L'assassinat de Saïf al-Islam Kadhafi ravive une réalité trop souvent occultée par les récits occidentaux : l'intervention militaire de l'OTAN en Libye en 2011, menée sous prétexte de protéger les civils, a plongé le pays dans un chaos durable et a eu des répercussions dévastatrices pour toute l'Afrique de l'Ouest. La chute de Mouammar Kadhafi a entraîné la prolifération massive d'armes et le retour de milliers de mercenaires touareg lourdement armés qui avaient combattu pour le régime. Ces armes et ces combattants ont rapidement alimenté les conflits au Mali, au Niger, au Burkina Faso et au Tchad.

En 2013, le Conseil de sécurité des Nations unies constatait déjà que des caches d'armes pillées dans les stocks libyens s'étaient retrouvées entre les mains de groupes armés au Mali, au Niger et au Tchad. Bien qu'une étude récente du Conflict Armament Research indique que seulement 7% des armes saisies auprès des groupes jihadistes au Sahel proviennent de Libye, cet afflux initial a joué un rôle catalyseur dans la déstabilisation de la région. Le retour massif de mercenaires touareg en 2012 a relancé la rébellion au Mali, ouvrant la voie à l'infiltration de groupes djihadistes affiliés à Al-Qaïda et à l'État islamique.

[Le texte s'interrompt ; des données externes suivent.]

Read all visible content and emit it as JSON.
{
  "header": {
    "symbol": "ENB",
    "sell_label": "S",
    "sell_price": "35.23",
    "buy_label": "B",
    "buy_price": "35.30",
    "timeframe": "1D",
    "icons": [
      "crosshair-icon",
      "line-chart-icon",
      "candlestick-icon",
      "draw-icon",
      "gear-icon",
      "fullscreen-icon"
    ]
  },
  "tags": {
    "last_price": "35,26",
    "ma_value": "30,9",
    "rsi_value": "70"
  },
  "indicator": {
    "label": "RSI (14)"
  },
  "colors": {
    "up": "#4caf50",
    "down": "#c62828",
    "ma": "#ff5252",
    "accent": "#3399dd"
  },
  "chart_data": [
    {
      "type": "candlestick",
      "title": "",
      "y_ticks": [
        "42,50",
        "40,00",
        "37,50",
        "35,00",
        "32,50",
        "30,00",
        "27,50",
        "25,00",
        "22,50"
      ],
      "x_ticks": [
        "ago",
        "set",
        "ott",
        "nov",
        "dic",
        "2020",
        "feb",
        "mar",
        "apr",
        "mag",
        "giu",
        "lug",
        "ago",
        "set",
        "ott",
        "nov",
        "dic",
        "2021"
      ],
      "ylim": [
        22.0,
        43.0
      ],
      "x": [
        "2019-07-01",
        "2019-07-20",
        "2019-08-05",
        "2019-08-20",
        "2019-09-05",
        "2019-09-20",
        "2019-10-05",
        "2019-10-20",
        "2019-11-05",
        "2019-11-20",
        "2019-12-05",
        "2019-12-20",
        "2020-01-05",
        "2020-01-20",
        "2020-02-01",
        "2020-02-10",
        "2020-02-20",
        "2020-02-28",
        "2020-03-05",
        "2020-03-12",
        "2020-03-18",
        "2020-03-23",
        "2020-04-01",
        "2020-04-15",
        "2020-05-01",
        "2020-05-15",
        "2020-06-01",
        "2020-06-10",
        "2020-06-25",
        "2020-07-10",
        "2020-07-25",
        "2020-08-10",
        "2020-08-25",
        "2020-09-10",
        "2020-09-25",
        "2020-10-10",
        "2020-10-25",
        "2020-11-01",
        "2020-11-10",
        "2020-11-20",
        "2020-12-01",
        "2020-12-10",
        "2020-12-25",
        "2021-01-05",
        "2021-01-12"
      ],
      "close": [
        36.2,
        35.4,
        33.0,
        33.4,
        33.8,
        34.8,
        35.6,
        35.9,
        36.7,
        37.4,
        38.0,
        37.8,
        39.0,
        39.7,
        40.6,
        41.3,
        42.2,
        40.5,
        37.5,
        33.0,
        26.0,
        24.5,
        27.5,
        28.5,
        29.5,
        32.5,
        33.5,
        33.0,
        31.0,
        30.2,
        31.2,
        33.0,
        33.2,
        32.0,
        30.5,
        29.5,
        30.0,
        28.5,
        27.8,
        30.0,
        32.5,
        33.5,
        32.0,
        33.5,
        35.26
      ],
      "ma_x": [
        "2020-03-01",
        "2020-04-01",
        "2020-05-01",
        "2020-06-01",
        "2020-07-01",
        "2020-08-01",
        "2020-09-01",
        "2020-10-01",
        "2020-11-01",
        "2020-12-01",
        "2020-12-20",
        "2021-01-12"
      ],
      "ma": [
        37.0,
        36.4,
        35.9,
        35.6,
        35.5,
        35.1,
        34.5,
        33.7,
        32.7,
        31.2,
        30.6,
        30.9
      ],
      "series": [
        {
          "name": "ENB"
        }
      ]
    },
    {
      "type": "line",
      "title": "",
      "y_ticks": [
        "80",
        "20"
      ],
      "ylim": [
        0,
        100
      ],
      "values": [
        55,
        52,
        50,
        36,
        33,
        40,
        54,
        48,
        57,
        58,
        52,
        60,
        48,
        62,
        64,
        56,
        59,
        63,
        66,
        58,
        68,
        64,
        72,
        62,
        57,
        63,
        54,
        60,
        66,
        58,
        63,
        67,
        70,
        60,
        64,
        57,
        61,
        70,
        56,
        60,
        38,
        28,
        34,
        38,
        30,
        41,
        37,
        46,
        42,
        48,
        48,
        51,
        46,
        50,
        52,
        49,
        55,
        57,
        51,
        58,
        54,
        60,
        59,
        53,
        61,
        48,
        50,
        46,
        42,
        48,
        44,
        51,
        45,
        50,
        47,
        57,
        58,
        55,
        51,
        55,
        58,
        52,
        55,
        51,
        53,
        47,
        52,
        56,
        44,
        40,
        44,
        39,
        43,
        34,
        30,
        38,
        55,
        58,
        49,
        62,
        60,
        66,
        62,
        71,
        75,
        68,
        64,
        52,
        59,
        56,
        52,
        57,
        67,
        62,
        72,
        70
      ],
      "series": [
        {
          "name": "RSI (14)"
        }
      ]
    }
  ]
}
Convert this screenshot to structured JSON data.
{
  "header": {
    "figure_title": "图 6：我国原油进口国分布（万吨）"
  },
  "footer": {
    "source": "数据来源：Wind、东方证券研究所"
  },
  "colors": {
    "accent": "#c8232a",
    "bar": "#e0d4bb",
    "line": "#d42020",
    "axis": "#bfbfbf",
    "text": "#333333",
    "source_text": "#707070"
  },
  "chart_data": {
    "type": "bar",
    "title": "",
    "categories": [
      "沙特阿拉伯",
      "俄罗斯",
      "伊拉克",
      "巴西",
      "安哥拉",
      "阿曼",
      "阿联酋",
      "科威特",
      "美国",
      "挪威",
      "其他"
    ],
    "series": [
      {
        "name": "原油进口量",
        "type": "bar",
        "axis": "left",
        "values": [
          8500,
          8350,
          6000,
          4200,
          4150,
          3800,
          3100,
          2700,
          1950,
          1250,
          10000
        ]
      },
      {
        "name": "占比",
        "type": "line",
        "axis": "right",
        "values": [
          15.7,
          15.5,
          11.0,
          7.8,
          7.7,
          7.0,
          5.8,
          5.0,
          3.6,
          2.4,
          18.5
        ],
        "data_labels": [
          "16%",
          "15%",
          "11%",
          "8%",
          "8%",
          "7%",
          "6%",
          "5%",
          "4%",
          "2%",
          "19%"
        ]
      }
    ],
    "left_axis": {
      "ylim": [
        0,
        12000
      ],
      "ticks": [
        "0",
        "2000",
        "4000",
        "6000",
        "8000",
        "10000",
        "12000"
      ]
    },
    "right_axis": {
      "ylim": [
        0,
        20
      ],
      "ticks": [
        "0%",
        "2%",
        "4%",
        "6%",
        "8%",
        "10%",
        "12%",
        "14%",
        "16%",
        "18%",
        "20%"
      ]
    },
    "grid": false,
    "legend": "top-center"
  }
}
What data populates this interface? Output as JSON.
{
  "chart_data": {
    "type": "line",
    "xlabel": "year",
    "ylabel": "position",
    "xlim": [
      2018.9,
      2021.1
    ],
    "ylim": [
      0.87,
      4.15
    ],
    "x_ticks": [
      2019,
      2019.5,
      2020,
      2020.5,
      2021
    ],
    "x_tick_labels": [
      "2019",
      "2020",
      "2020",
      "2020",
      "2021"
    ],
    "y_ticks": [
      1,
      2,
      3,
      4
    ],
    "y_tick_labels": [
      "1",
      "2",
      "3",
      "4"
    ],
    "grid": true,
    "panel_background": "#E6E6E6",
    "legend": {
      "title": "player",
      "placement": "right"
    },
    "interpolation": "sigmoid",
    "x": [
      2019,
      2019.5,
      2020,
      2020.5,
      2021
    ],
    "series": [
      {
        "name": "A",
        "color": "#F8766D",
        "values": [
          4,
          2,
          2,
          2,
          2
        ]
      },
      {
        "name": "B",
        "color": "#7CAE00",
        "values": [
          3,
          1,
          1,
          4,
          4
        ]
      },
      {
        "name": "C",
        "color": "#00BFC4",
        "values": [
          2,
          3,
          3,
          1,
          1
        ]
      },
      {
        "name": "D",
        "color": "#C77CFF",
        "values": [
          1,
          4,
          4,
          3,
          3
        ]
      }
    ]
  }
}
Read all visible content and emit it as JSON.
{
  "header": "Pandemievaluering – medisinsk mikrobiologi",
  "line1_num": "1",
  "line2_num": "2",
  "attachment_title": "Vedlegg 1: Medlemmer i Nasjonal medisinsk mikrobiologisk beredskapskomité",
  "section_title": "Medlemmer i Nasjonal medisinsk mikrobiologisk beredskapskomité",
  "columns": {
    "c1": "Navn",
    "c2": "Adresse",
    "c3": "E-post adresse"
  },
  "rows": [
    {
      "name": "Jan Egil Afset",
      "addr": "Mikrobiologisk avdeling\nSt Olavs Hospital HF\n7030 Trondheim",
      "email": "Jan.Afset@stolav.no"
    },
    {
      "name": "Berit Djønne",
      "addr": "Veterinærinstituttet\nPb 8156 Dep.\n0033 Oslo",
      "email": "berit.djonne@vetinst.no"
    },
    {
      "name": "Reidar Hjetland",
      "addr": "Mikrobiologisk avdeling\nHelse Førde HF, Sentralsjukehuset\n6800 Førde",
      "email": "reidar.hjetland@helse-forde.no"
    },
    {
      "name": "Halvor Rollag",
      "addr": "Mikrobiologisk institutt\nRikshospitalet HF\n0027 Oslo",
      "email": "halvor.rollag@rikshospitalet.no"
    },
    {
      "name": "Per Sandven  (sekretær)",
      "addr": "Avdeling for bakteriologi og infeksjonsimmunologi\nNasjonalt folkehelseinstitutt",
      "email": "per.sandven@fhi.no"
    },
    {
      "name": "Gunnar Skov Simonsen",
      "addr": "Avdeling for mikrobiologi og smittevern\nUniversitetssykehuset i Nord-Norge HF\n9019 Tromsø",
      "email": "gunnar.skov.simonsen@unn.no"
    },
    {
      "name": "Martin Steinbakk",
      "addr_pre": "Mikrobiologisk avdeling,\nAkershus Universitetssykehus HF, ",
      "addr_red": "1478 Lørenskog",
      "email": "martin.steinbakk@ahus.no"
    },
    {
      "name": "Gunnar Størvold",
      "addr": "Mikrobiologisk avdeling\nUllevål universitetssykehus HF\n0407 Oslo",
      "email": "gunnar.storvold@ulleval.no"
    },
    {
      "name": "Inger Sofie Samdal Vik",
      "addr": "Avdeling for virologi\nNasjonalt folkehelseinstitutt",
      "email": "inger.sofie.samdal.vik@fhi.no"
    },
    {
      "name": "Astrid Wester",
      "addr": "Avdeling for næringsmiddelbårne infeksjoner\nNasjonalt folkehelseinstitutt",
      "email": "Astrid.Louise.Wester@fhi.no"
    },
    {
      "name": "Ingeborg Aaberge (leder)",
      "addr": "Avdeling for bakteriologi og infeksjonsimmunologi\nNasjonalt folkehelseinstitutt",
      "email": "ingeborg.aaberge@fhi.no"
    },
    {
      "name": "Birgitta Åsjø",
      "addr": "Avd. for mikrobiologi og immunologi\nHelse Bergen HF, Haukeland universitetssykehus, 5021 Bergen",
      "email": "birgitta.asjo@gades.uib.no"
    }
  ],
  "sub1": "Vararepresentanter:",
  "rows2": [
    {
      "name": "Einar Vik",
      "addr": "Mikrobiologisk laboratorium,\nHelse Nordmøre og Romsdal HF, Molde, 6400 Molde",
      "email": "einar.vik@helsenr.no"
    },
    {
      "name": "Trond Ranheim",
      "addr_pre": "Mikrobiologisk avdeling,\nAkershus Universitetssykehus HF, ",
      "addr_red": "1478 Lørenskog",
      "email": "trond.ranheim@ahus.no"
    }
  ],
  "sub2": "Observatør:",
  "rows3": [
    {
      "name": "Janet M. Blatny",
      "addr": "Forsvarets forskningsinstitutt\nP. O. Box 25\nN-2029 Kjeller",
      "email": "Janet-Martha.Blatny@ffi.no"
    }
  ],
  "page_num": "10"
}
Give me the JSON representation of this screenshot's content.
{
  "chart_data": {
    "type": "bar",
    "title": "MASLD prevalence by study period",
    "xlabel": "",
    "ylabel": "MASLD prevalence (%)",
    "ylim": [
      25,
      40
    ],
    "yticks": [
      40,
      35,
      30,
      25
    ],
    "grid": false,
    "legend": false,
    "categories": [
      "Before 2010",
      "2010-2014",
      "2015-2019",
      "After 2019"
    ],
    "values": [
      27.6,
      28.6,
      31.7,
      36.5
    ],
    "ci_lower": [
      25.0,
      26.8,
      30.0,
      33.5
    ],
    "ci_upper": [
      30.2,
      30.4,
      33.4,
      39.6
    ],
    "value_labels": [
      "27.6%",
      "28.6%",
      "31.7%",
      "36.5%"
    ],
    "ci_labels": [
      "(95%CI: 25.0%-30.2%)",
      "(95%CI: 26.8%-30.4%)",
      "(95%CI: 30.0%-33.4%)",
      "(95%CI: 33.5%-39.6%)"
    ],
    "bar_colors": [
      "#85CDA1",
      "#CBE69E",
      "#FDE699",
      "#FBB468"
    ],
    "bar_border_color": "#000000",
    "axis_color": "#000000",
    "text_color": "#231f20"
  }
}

Aujourd'hui, le Sahel central concentre plus de 51% des décès liés au terrorisme dans le monde, selon le Global Terrorism Index 2025. Entre janvier et novembre 2025, la Communauté économique des États de l'Afrique de l'Ouest (CEDEAO) a recensé environ 450 incidents terroristes ayant causé plus de 1 900 morts. Près de 4 millions de personnes ont été déplacées au Burkina Faso, au Mali et au Niger, tandis que 14 800 écoles et plus de 900 centres de santé ont été fermés en raison de l'insécurité. La menace s'étend désormais vers les pays côtiers comme le Bénin, le Togo et la Côte d'Ivoire, transformant l'Afrique de l'Ouest en nouvel épicentre du terrorisme mondial.

Pour le Niger, voisin direct de la Libye, les conséquences de l'intervention de 2011 sont particulièrement tangibles. Le pays fait face à des flux migratoires massifs en provenance de Libye, à la circulation d'armes le long des routes transsahariennes traversant Agadez, Tahoua et Tillabéri, et à la menace constante des groupes terroristes qui exploitent la porosité des frontières. L'Alliance des États du Sahel (AES), composée du Mali, du Burkina Faso et du Niger, a d'ailleurs dénoncé à plusieurs reprises le rôle des puissances occidentales dans la déstabilisation de la région, pointant du doigt l'absence de prise de responsabilité pour les conséquences de leurs interventions militaires.


CONCLUSION

L'assassinat de Saïf al-Islam Kadhafi s'inscrit dans la continuité d'un chaos engendré par l'intervention militaire occidentale en Libye en 2011. Quinze ans après la chute de Mouammar Kadhafi, le pays demeure profondément divisé, livré aux milices et aux ingérences étrangères, tandis que l'instabilité s'est propagée à toute l'Afrique de l'Ouest. Pour le Niger et les pays du Sahel, la leçon est claire : les interventions extérieures présentées comme des opérations humanitaires ont des conséquences dévastatrices et durables sur la sécurité régionale.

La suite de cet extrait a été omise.